John Rocker on How His Controversial Past Hurt Him on 'Survivor'
By Lisa Lozano
(Warning: explicit language.)
Former MLB player John Rocker got the boot on Survivor on Wednesday, possibly in part due to comments he made over a decade ago that many perceived as racist and homophobic. He opens up to ET about how his past haunted him on the show.
Rocker thought he was safe at Tribal Council, mainly because his tribemate Dale was older than him and didn't perform well in challenges: "I assumed as long as Dale [was] there, I [was] protected. But it didn't really work out that way." But the turning point may have been at the immunity challenge, when Natalie berated his tribe, asking them to vote him out based on his past.

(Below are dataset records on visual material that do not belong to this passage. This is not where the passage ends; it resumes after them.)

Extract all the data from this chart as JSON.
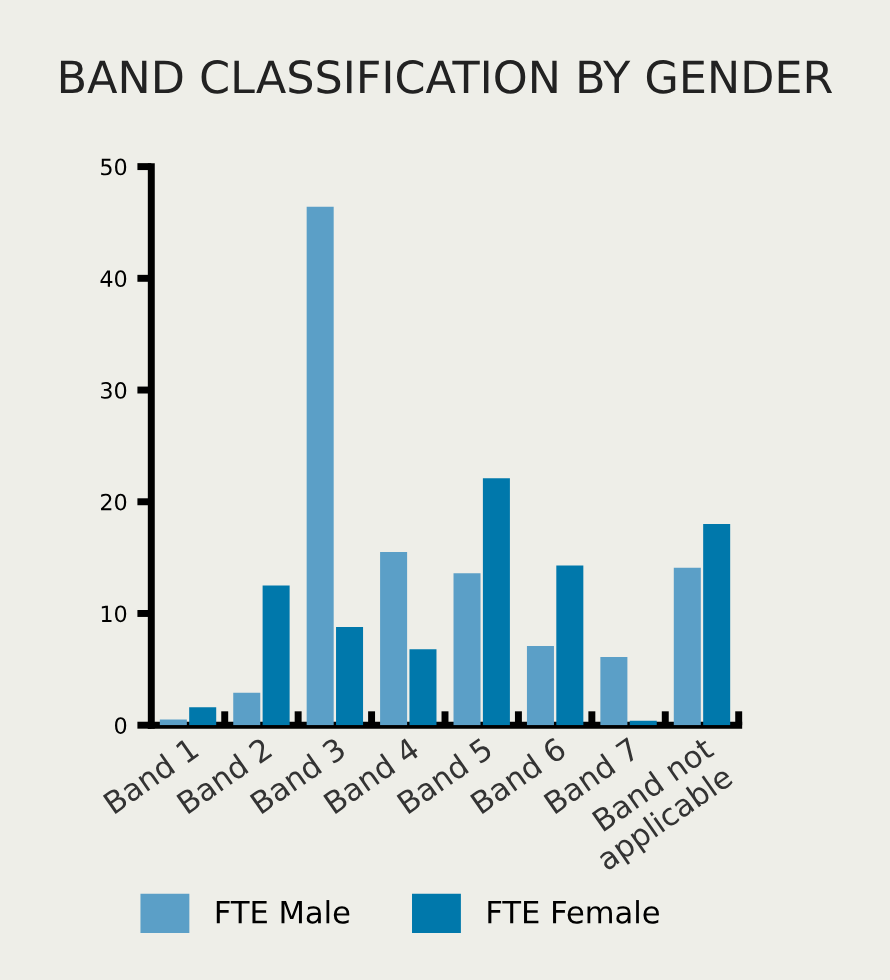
{
  "chart_data": {
    "type": "bar",
    "title": "BAND CLASSIFICATION BY GENDER",
    "categories": [
      "Band 1",
      "Band 2",
      "Band 3",
      "Band 4",
      "Band 5",
      "Band 6",
      "Band 7",
      "Band not\napplicable"
    ],
    "series": [
      {
        "name": "FTE Male",
        "color": "#5b9fc7",
        "values": [
          0.5,
          2.9,
          46.4,
          15.5,
          13.6,
          7.1,
          6.1,
          14.1
        ]
      },
      {
        "name": "FTE Female",
        "color": "#0078ab",
        "values": [
          1.6,
          12.5,
          8.8,
          6.8,
          22.1,
          14.3,
          0.4,
          18.0
        ]
      }
    ],
    "ylim": [
      0,
      50
    ],
    "yticks": [
      0,
      10,
      20,
      30,
      40,
      50
    ],
    "grid": false,
    "legend": "bottom"
  }
}
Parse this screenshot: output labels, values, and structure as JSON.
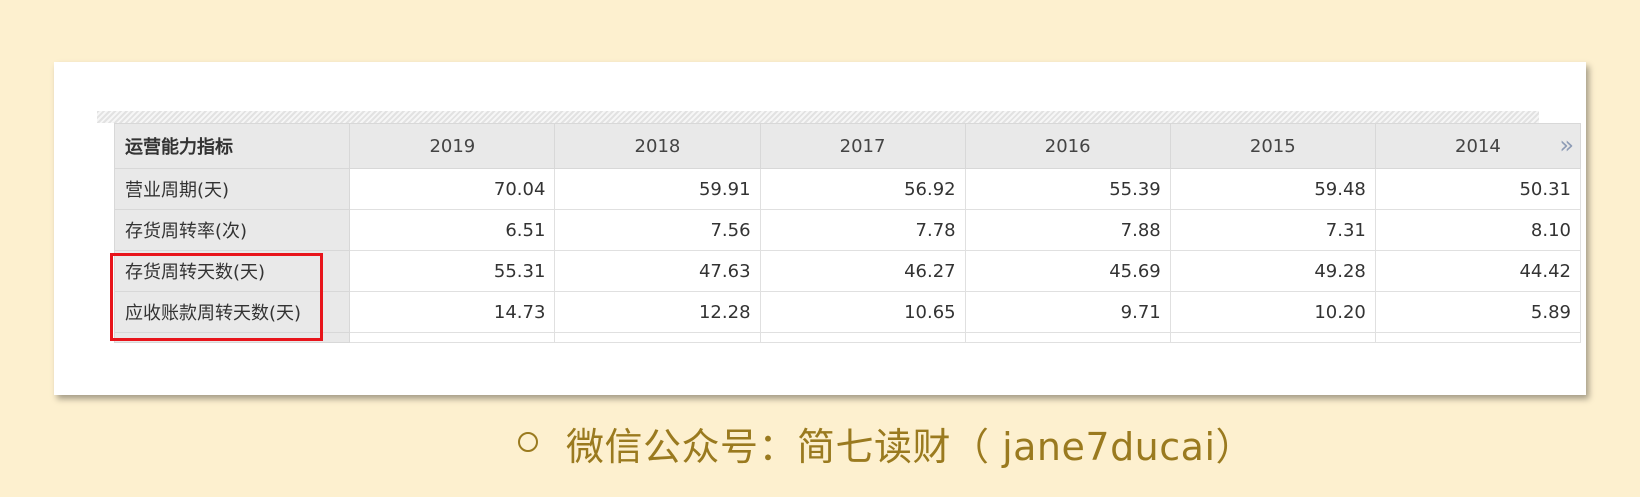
{
  "table": {
    "header_label": "运营能力指标",
    "years": [
      "2019",
      "2018",
      "2017",
      "2016",
      "2015",
      "2014"
    ],
    "rows": [
      {
        "label": "营业周期(天)",
        "values": [
          "70.04",
          "59.91",
          "56.92",
          "55.39",
          "59.48",
          "50.31"
        ]
      },
      {
        "label": "存货周转率(次)",
        "values": [
          "6.51",
          "7.56",
          "7.78",
          "7.88",
          "7.31",
          "8.10"
        ]
      },
      {
        "label": "存货周转天数(天)",
        "values": [
          "55.31",
          "47.63",
          "46.27",
          "45.69",
          "49.28",
          "44.42"
        ]
      },
      {
        "label": "应收账款周转天数(天)",
        "values": [
          "14.73",
          "12.28",
          "10.65",
          "9.71",
          "10.20",
          "5.89"
        ]
      }
    ],
    "more_icon": "»",
    "highlighted_rows": [
      "存货周转天数(天)",
      "应收账款周转天数(天)"
    ],
    "highlight_color": "#e8141b"
  },
  "caption": {
    "text": "微信公众号：简七读财（ jane7ducai）",
    "color": "#9a7a1f"
  },
  "colors": {
    "background": "#fdf0cf",
    "header_bg": "#e9e9e9"
  }
}
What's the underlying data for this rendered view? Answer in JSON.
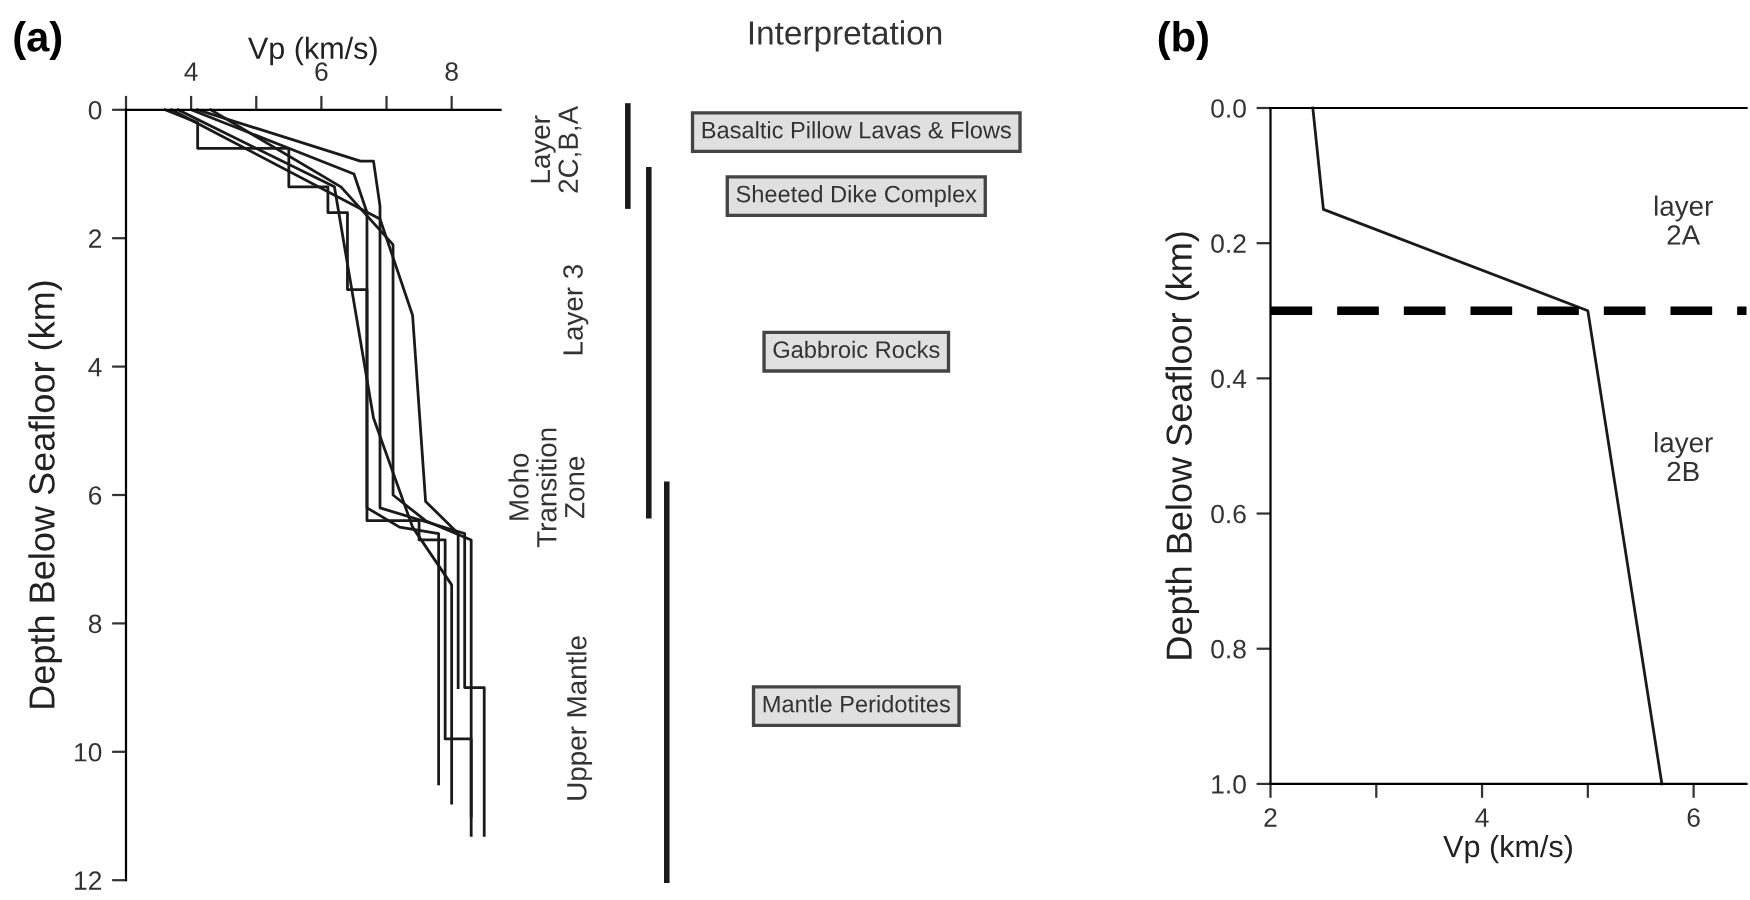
{
  "chart_data": [
    {
      "type": "line",
      "title": "(a)",
      "xlabel": "Vp (km/s)",
      "ylabel": "Depth Below Seafloor (km)",
      "xlim": [
        3,
        8.75
      ],
      "xticks": [
        {
          "value": 3,
          "label": null
        },
        4,
        {
          "value": 5,
          "label": null
        },
        6,
        {
          "value": 7,
          "label": null
        },
        8
      ],
      "ylim": [
        12,
        0
      ],
      "yticks": [
        0,
        2,
        4,
        6,
        8,
        10,
        12
      ],
      "marker": "none",
      "line_style": "solid",
      "series": [
        {
          "color": "#1a1a1a",
          "x": [
            3.6,
            4.1,
            4.1,
            5.5,
            5.5,
            6.1,
            6.1,
            6.4,
            6.4,
            6.7,
            6.7,
            7.5,
            7.5,
            7.9,
            7.9,
            8.3,
            8.3
          ],
          "values": [
            0,
            0.2,
            0.6,
            0.6,
            1.2,
            1.2,
            1.6,
            1.6,
            2.8,
            2.8,
            6.4,
            6.4,
            6.7,
            6.7,
            9.8,
            9.8,
            11.3
          ]
        },
        {
          "color": "#1a1a1a",
          "x": [
            4.1,
            6.6,
            6.8,
            6.9,
            6.9,
            8.2,
            8.2,
            8.5,
            8.5
          ],
          "values": [
            0,
            0.8,
            0.8,
            1.5,
            6.2,
            6.6,
            9.0,
            9.0,
            11.3
          ]
        },
        {
          "color": "#1a1a1a",
          "x": [
            4.3,
            6.3,
            7.1,
            7.1,
            7.6,
            8.3,
            8.3
          ],
          "values": [
            0,
            1.2,
            2.1,
            6.0,
            6.4,
            6.7,
            11.0
          ]
        },
        {
          "color": "#1a1a1a",
          "x": [
            3.7,
            6.9,
            7.4,
            7.6,
            8.1,
            8.1
          ],
          "values": [
            0,
            1.7,
            3.2,
            6.1,
            6.6,
            9.0
          ]
        },
        {
          "color": "#1a1a1a",
          "x": [
            3.8,
            6.2,
            6.8,
            7.4,
            8.0,
            8.0
          ],
          "values": [
            0,
            1.2,
            4.8,
            6.5,
            7.4,
            10.8
          ]
        },
        {
          "color": "#1a1a1a",
          "x": [
            4.0,
            6.5,
            6.7,
            6.7,
            7.2,
            7.8,
            7.8
          ],
          "values": [
            0,
            1.0,
            1.6,
            6.2,
            6.5,
            6.6,
            10.5
          ]
        }
      ],
      "annotations": [
        "Interpretation",
        "Layer\n2C,B,A",
        "Layer 3",
        "Moho\nTransition\nZone",
        "Upper Mantle",
        "Basaltic Pillow Lavas & Flows",
        "Sheeted Dike Complex",
        "Gabbroic Rocks",
        "Mantle Peridotites"
      ]
    },
    {
      "type": "line",
      "title": "(b)",
      "xlabel": "Vp (km/s)",
      "ylabel": "Depth Below Seafloor (km)",
      "xlim": [
        2,
        6.5
      ],
      "xticks": [
        2,
        {
          "value": 3,
          "label": null
        },
        4,
        {
          "value": 5,
          "label": null
        },
        6
      ],
      "ylim": [
        1.0,
        0.0
      ],
      "yticks": [
        {
          "value": 0,
          "label": "0.0"
        },
        0.2,
        0.4,
        0.6,
        0.8,
        {
          "value": 1,
          "label": "1.0"
        }
      ],
      "marker": "none",
      "line_style": "solid",
      "series": [
        {
          "color": "#1a1a1a",
          "x": [
            2.4,
            2.5,
            5.0,
            5.7
          ],
          "values": [
            0,
            0.15,
            0.3,
            1.0
          ]
        }
      ],
      "ref_lines": [
        {
          "axis": "y",
          "value": 0.3,
          "color": "#000000",
          "line_style": "dashed"
        }
      ],
      "annotations": [
        "layer\n2A",
        "layer\n2B"
      ]
    }
  ]
}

In 1999, Rocker gave an interview to Jeff Pearlman of Sports Illustrated in which he made a number of controversial comments, including criticizing the driving skills of Asian women, conveying his dislike of "foreigners," and sharing this quote about whether he'd ever play in New York City: "I would retire first. It's the most hectic, nerve-racking city. Imagine having to take the [Number] 7 train to the ballpark, looking like you're [riding through] Beirut next to some kid with purple hair next to some queer with AIDS right next to some dude who just got out of jail for the fourth time right next to some 20-year-old mom with four kids. It's depressing."

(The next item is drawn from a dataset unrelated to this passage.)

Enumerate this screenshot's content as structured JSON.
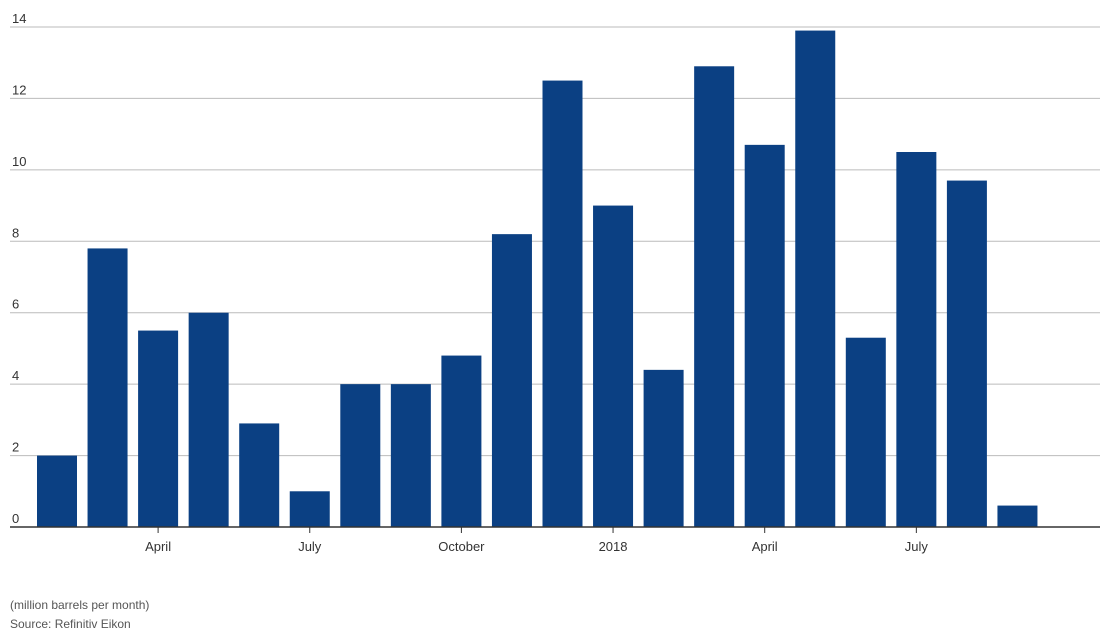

The former Atlanta Braves pitcher tells ET that he wasn't at all surprised that his fellow players recognized him and remembered his comments. "I was foolish enough to think early on, maybe if wear my hat low, and I'll kinda walk with my head down and I'll skate through this thing kinda incognito,” he says. “And then hour two of the first day out there, I [was discovered by Wes].”
He says he planned to combat preconceived notions by trying to “just be as nice as possible, as helpful as possible." He adds that Val, Jeremy and twins Nadiya and Natalie, all people of color, are who he would consider his best friends from the game.
He also tells ET what he thinks about pressure put on baseball and football teams including the Braves and the Washington Redskins to change their names, which some find offensive to Native Americans. He says he has Cherokee friends who tell him they don’t care, saying, “I’d like to know who, exactly, finds it offensive.”